Вблизи древних надгробных сооружений Ходжак увидел потемневший от времени арчовый столб, усеянный шляпками гвоздей. Так верующие молят аллаха об исцелении, зачатии, благополучии, счастье... В сорока шагах от первого изгиба тропки, вьющейся вокруг столба, лежал громадный валун, у подножия которого находился «почтовый ящик».

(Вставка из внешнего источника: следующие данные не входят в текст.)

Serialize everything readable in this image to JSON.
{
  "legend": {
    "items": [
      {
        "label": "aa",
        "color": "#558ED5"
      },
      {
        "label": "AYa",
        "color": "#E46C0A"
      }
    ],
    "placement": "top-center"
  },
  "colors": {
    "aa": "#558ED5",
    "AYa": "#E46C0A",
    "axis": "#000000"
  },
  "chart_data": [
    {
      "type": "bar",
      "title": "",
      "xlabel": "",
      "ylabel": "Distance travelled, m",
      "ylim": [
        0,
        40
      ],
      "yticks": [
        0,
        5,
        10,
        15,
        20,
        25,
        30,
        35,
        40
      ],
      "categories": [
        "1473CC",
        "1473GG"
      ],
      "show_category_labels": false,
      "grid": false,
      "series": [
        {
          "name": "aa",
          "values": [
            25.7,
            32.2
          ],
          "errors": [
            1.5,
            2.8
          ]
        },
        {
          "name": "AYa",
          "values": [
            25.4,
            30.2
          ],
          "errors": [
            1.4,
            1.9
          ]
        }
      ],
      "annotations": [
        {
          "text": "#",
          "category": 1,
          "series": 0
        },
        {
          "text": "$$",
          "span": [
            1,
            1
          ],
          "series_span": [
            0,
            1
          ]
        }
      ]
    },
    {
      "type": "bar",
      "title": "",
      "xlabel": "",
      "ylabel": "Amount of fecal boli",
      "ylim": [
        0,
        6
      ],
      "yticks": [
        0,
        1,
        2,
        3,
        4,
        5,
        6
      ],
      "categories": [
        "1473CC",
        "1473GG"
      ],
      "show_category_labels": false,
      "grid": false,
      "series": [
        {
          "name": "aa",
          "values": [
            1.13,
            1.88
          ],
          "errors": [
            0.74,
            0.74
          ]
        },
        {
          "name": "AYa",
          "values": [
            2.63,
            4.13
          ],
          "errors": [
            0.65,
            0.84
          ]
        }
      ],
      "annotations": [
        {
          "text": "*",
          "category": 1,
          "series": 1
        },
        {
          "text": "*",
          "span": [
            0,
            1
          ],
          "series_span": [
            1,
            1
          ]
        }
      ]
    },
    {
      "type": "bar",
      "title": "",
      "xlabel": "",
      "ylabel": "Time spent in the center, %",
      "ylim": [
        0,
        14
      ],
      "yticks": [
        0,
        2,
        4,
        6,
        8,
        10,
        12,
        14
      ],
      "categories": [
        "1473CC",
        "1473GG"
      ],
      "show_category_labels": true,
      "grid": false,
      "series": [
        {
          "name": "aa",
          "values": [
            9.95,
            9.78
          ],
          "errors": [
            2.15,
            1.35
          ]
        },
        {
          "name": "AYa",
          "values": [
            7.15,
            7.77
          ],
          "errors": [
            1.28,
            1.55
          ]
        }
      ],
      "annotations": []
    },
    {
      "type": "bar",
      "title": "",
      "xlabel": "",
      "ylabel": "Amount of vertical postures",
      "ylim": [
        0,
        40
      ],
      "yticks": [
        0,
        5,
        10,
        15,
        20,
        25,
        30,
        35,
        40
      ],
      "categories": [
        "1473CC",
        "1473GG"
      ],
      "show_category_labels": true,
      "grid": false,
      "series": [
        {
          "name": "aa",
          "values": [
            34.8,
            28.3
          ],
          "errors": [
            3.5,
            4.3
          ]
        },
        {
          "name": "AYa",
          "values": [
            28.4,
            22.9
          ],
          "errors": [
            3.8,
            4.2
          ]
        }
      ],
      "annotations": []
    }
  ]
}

Оставив коня у арки, Ходжак покружил у столба, затем прошел к валуну и, убедившись, что вокруг никого нет, оставил в потайной выемке в валуне «контейнер» — серый, выдолбленный внутри голыш со спрятанным там донесением в Центр. В нем сообщалось о Нуры Куррееве, который готовил заброску агентов в районе Маручака, о настроениях афганской эмиграции и распрях между ее главарями, о решении Эшши-хана не переходить границу со своим отрядом до тех пор, пока к Герату не подойдут германские войска.
Поздней ночью Ходжак, занимавший дом на отшибе ханского двора, скорее почуял, чем услышал, как в дом вошли люди. Стража никого не окликнула, собаки не залаяли, значит, «свои», хотя они были опаснее, чем «чужие». Рука невольно метнулась под подушку к «вальтеру». «Впрочем, если хотели бы схватить, — подумал Ходжак, зажигая керосиновую лампу, — кто им днем помешал бы?..»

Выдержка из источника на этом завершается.